Transmission of mitochondrial mutations and action of purifying selection in Drosophila melanogaster

Patrick H O'Farrell and colleagues show not only that deleterious variants are selected against but that complementing mutant mitochondria are selected at characteristic stable ratios. It is not known how selection affects mutations in the multiple copies of the mitochondrial genome 1 , 2 , 3 , 4 , 5 , 6 , 7 , 8 , 9 , 10 , 11 . We transferred cytoplasm between D. melanogaster embryos carrying mitochondrial mutations to create heteroplasmic lines transmitting two mitochondrial genotypes.

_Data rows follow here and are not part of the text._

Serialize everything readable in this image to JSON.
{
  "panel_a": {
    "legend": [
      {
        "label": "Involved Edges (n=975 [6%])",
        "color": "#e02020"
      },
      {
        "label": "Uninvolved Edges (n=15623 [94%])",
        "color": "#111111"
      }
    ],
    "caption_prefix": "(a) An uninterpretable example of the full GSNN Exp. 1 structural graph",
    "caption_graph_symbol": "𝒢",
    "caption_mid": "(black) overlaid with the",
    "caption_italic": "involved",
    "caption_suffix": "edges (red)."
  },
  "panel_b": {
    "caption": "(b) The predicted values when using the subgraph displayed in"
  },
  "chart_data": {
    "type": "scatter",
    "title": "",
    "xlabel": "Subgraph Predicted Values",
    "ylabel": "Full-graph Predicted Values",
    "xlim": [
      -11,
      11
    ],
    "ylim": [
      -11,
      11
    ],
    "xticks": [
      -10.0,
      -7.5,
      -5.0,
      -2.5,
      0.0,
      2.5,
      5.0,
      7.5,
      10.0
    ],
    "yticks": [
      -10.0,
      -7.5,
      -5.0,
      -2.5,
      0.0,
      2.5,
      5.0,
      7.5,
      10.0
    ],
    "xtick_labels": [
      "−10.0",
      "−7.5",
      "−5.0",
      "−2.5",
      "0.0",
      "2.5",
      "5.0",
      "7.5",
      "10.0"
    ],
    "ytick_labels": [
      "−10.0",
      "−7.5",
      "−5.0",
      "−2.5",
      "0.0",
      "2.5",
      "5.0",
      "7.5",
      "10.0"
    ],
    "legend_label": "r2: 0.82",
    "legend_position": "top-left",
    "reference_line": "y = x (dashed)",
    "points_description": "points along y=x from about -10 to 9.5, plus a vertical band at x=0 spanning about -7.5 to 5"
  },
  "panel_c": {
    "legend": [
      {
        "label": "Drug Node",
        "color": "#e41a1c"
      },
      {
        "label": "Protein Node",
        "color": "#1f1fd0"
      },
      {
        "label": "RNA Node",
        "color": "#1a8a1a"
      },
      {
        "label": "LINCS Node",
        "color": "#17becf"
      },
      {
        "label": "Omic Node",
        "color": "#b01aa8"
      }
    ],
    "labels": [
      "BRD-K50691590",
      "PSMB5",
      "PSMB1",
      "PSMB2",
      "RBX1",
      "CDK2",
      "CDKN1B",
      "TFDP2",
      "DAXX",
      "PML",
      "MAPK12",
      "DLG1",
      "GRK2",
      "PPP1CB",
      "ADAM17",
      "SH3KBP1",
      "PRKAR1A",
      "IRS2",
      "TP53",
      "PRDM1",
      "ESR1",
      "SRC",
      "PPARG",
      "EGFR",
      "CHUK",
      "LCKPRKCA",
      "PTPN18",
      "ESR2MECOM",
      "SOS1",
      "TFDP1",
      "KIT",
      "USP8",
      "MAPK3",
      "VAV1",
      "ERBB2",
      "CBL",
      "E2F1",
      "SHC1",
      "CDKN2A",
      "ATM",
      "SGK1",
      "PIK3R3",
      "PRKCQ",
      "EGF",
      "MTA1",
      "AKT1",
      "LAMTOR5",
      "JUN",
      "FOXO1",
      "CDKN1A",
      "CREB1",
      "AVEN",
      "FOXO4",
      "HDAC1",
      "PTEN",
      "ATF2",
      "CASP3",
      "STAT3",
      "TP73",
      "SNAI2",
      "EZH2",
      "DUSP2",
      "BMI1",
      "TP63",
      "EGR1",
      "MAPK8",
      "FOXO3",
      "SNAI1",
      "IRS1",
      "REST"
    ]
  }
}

Increased temperature imposed selection against a temperature-sensitive mutation affecting cytochrome oxidase, driving decreases in the abundance of the mutant genome over successive generations. Selection did not influence the health or fertility of the flies but acted during midoogenesis to influence competition between the genomes. Mitochondria might incur an advantage through selective localization, survival or proliferation, yet timing and insensitivity to park mutation suggest that preferential proliferation underlies selection. Selection drove complete replacement of the temperature-sensitive mitochondrial genome by a wild-type genome but also stabilized the multigenerational transmission of two genomes carrying complementing detrimental mutations. While they are so balanced, these stably transmitted mutations have no detrimental phenotype, but their segregation could contribute to disease phenotypes and somatic aging.